This article is part of the supplement: Italian Society of Bioinformatics (BITS): Annual Meeting 2012
Alignment-free analysis of barcode sequences by means of compression-based methods
ICAR-CNR, National Research Council of Italy, Viale delle Scienze Ed. 11, 90128, Palermo, Italy
BMC Bioinformatics 2013, 14(Suppl 7):S4 doi:10.1186/1471-2105-14-S7-S4Published: 22 April 2013
The key idea of DNA barcode initiative is to identify, for each group of species belonging to different kingdoms of life, a short DNA sequence that can act as a true taxon barcode. DNA barcode represents a valuable type of information that can be integrated with ecological, genetic, and morphological data in order to obtain a more consistent taxonomy. Recent studies have shown that, for the animal kingdom, the mitochondrial gene cytochrome c oxidase I (COI), about 650 bp long, can be used as a barcode sequence for identification and taxonomic purposes of animals. In the present work we aims at introducing the use of an alignment-free approach in order to make taxonomic analysis of barcode sequences. Our approach is based on the use of two compression-based versions of non-computable Universal Similarity Metric (USM) class of distances. Our purpose is to justify the employ of USM also for the analysis of short DNA barcode sequences, showing how USM is able to correctly extract taxonomic information among those kind of sequences.

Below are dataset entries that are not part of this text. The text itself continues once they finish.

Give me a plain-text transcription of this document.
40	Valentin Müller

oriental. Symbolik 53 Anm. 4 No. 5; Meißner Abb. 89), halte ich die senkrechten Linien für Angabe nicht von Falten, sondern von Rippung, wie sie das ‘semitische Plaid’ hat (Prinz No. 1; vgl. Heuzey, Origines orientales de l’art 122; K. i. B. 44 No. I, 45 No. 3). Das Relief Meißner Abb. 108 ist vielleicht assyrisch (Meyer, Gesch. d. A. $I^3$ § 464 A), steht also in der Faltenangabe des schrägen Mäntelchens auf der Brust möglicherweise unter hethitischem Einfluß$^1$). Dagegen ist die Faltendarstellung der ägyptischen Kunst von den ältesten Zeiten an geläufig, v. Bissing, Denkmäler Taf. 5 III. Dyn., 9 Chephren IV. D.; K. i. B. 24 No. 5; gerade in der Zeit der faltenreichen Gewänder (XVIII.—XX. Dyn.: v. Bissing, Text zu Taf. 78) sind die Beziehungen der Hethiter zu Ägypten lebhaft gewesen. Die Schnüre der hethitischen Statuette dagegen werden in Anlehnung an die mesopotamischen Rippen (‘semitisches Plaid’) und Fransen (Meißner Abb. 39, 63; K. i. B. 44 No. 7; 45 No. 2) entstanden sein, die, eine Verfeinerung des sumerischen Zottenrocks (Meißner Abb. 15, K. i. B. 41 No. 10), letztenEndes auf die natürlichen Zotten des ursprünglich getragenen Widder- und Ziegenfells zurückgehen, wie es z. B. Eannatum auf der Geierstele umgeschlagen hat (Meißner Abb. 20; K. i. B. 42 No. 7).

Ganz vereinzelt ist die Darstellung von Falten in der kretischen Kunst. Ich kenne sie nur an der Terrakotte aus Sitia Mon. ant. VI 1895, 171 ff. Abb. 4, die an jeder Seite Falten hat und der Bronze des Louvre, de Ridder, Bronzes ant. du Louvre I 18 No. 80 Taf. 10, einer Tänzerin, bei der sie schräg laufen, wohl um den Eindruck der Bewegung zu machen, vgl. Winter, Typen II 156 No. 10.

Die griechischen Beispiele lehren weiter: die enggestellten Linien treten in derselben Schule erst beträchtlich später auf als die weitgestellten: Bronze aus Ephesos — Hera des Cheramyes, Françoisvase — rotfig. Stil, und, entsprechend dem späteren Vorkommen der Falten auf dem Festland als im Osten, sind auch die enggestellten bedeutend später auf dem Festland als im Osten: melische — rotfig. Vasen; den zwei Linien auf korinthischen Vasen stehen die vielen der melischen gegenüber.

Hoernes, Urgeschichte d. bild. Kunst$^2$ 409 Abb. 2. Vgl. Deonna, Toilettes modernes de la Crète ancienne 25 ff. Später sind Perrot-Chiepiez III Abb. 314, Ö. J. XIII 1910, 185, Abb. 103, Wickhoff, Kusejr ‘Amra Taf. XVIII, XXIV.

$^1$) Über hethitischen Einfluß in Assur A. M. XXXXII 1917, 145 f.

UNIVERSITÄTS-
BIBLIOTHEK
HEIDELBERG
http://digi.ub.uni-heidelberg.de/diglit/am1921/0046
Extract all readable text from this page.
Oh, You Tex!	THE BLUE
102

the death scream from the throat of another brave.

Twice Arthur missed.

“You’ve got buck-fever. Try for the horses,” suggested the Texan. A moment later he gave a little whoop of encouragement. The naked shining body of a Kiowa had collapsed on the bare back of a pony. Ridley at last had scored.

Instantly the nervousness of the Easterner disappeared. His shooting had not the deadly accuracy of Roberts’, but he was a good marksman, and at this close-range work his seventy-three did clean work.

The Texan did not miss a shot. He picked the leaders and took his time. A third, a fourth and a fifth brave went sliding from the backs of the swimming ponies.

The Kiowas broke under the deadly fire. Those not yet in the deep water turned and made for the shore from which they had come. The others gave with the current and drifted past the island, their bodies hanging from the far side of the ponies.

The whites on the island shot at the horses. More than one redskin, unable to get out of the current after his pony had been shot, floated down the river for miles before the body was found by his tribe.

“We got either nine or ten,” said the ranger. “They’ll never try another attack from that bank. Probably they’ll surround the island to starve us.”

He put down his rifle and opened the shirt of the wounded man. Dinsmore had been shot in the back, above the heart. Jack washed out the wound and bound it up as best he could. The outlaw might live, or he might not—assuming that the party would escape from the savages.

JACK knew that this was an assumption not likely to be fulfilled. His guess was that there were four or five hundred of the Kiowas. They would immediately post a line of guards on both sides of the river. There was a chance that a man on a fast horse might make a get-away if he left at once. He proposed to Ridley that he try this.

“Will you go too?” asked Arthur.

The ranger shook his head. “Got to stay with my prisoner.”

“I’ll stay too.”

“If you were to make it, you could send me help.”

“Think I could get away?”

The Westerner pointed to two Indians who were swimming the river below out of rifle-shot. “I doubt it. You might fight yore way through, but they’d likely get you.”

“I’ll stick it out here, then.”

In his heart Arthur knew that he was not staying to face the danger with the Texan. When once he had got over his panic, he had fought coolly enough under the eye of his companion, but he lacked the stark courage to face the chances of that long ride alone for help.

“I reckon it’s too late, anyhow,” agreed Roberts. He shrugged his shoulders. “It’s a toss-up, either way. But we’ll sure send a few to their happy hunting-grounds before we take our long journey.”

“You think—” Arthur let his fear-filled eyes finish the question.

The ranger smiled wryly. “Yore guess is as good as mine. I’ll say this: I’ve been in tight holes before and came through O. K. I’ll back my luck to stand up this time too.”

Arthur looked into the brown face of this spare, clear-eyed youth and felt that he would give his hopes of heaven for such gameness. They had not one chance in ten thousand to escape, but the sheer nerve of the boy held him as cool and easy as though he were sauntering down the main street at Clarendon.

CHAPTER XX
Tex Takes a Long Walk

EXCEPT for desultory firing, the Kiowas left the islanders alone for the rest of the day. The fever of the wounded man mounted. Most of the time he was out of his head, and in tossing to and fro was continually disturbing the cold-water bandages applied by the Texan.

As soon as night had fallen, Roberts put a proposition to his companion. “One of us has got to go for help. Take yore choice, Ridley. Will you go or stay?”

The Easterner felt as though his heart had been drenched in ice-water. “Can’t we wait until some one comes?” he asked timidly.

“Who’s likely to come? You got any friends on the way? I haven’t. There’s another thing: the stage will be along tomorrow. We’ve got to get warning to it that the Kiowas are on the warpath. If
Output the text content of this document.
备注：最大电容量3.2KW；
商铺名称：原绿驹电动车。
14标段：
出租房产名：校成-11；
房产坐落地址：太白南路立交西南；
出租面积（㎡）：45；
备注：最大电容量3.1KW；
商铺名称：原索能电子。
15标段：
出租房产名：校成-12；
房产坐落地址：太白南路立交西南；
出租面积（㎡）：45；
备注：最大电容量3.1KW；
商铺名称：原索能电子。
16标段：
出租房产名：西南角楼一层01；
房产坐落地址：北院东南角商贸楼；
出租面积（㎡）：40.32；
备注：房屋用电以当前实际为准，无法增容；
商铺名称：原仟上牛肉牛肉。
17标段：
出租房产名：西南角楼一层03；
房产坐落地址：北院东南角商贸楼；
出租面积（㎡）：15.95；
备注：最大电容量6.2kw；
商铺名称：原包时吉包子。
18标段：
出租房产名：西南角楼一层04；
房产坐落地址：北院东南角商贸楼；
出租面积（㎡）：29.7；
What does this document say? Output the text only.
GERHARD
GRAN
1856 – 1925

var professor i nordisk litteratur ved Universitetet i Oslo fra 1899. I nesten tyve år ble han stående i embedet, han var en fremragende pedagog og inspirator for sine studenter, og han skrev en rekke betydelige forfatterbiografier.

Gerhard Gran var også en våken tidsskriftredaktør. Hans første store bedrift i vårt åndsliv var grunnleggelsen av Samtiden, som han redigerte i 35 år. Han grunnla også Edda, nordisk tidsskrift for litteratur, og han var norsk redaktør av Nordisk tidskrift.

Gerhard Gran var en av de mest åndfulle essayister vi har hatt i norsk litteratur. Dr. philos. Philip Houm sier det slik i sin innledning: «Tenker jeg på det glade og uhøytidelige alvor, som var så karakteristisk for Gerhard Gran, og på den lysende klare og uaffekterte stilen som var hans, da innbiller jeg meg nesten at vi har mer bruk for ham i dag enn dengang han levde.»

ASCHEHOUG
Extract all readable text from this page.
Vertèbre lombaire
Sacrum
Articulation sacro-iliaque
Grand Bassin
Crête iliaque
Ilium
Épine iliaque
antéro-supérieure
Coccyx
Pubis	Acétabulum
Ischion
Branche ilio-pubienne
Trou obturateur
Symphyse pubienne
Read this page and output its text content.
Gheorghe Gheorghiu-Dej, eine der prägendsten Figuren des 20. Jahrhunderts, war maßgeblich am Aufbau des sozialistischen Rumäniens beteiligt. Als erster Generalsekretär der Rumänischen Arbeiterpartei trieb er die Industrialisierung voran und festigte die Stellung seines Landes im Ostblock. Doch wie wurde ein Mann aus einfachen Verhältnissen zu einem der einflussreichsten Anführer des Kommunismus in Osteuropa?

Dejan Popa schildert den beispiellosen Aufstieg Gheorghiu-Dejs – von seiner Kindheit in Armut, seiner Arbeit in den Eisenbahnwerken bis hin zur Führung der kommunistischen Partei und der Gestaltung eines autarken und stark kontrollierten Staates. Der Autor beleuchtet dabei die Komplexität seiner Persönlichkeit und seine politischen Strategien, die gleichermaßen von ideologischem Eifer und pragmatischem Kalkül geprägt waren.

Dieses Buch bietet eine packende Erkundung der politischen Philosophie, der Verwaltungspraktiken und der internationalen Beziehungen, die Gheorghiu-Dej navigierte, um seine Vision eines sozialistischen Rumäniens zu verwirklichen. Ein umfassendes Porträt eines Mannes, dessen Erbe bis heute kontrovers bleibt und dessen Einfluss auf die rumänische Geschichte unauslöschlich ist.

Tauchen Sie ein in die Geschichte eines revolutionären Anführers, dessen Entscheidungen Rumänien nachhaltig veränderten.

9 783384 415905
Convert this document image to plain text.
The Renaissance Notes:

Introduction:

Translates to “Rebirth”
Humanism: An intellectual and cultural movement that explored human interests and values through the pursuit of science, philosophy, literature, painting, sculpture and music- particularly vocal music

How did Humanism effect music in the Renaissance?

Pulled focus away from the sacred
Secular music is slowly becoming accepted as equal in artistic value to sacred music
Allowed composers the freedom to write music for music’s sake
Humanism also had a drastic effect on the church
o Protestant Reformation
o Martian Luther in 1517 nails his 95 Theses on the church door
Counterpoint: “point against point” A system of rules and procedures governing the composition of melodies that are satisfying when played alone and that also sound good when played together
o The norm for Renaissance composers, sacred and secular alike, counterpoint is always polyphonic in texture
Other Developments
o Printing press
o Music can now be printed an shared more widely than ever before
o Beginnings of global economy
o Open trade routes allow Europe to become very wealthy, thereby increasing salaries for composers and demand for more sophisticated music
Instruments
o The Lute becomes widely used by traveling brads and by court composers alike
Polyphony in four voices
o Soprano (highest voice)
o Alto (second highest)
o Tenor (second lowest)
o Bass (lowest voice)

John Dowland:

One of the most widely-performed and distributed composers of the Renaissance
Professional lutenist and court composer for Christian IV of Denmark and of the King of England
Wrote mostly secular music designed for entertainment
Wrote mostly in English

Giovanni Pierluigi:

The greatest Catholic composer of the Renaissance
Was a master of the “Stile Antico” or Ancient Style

We downloaded from Barcode of Life Data System (BOLD) database 30 datasets of barcode sequences belonging to different animal species. We built phylogenetic trees of every dataset, according to compression-based and classic evolutionary methods, and compared them in terms of topology preservation. In the experimental tests, we obtained scores with a percentage of similarity between evolutionary and compression-based trees between 80% and 100% for the most of datasets (94%). Moreover we carried out experimental tests using simulated barcode datasets composed of 100, 150, 200 and 500 sequences, each simulation replicated 25-fold. In this case, mean similarity scores between evolutionary and compression-based trees span between 83% and 99% for all simulated datasets.
In the present work we aims at introducing the use of an alignment-free approach in order to make taxonomic analysis of barcode sequences. Our approach is based on the use of two compression-based versions of non-computable Universal Similarity Metric (USM) class of distances. This way we demonstrate the reliability of compression-based methods even for the analysis of short barcode sequences. Compression-based methods, with their strong theoretical assumptions, may then represent a valid alignment-free and parameter-free approach for barcode studies.